Section 29: On prolonged detention
ASG Galandines said the ATC’s written authority under this section is only for extending the detention period — up to 24 days — as the suspect would first have to be arrested under Section 5, Rule 113 of the Revised Rules on Criminal Procedure that lists down only three instances when a warrantless arrest is lawful.
Senior Associate Justice Estela Perlas-Bernabe flagged ASG Galandines’ response that a suspected terrorist’s companion found to illegally possess firearms may be detained up to 24 days, despite non-terrorism charges, as “dangerous.”
Justice Caguioa asked Molo whether the written authority is similar to a warrant of arrest, and Molo answered in the affirmative. “So if it walks like a duck, quacks like a duck, it must be a duck,” the magistrate pointed out.
Associate Justice Jhosep Lopez pointed out that under martial law, authorities must bring a detained person to judicial authorities within three days. He asked: “What makes you think that violation of ATA law is even higher than rebellion or invasion when rebellion or invasion ... life of the nation itself it is at stake?”

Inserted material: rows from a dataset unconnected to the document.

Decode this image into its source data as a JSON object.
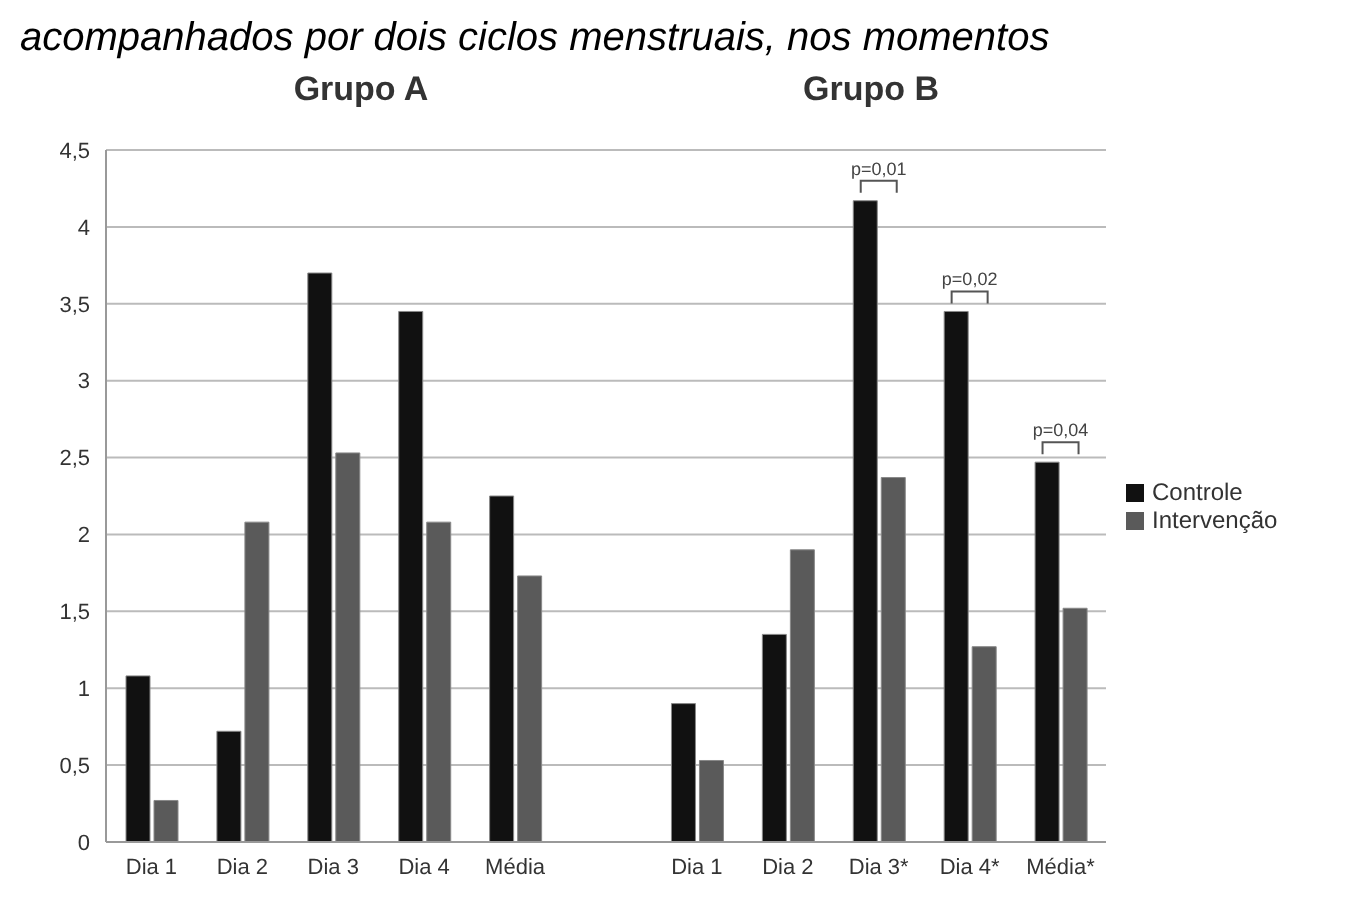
{
  "chart_data": {
    "type": "bar",
    "title": "acompanhados por dois ciclos menstruais, nos momentos",
    "categories": [
      "Dia 1",
      "Dia 2",
      "Dia 3",
      "Dia 4",
      "Média",
      null,
      "Dia 1",
      "Dia 2",
      "Dia 3*",
      "Dia 4*",
      "Média*"
    ],
    "series": [
      {
        "name": "Controle",
        "color": "#111111",
        "values": [
          1.08,
          0.72,
          3.7,
          3.45,
          2.25,
          null,
          0.9,
          1.35,
          4.17,
          3.45,
          2.47
        ]
      },
      {
        "name": "Intervenção",
        "color": "#5a5a5a",
        "values": [
          0.27,
          2.08,
          2.53,
          2.08,
          1.73,
          null,
          0.53,
          1.9,
          2.37,
          1.27,
          1.52
        ]
      }
    ],
    "ylim": [
      0,
      4.5
    ],
    "yticks": [
      0,
      {
        "value": 0.5,
        "label": "0,5"
      },
      1,
      {
        "value": 1.5,
        "label": "1,5"
      },
      2,
      {
        "value": 2.5,
        "label": "2,5"
      },
      3,
      {
        "value": 3.5,
        "label": "3,5"
      },
      4,
      {
        "value": 4.5,
        "label": "4,5"
      }
    ],
    "grid": "y",
    "legend": "right",
    "annotations": [
      "Grupo A",
      "Grupo B",
      {
        "text": "p=0,01",
        "x": "Dia 3*",
        "y": 4.17
      },
      {
        "text": "p=0,02",
        "x": "Dia 4*",
        "y": 3.45
      },
      {
        "text": "p=0,04",
        "x": "Média*",
        "y": 2.47
      }
    ]
  }
}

RELATED: Carpio warns: Situation 'worse than martial law' under anti-terrorism law
Colmenares also said they fear the applications for writ of habeas corpus, as remedy, may immediately be junked following the law’s wording on the ATC’s written authority.
WHAT HAPPENS NEXT?
Prior to the oral arguments, the petitioners made a collective plea to the SC to issue a temporary restraining order on the enforcement of the law. This is a plea again reiterated in February, as the red-tagging became rampant, a petitioner was arrested while a counsel was violently attacked.
But the SC decided to wait for Calida’s comment on the latest motion before they resolve it — court records however showed the solicitor general have asked, at least two times, to extend the period of filing, delaying the resolution of the petitioners’ urgent motion for TRO.
Petitioners have brought to the SC’s attention Lt. Gen. Antonio Parlade’s Facebook post that they deemed a “clear threat” to petitioners, which Calida defended as a post made in the military general’s personal capacity.
Petitioners also moved to expunge from court records Esperon’s oral statements and video presentation where he red-tagged groups in open court, but the SC opted to order the military official to respond to the motion before it resolves it.
In the last setting, the court also issued a show-cause order on petitioner and counsel Theodore Te over tweets commenting on Esperon’s red-tagging in open court.
Both parties are given 30 days to submit their respective memoranda. The petitioners will file it based on the clustering of issues they decided early on while the SC will issue a resolution on its questions for Esperon which will be answered in the memorandum the OSG will file.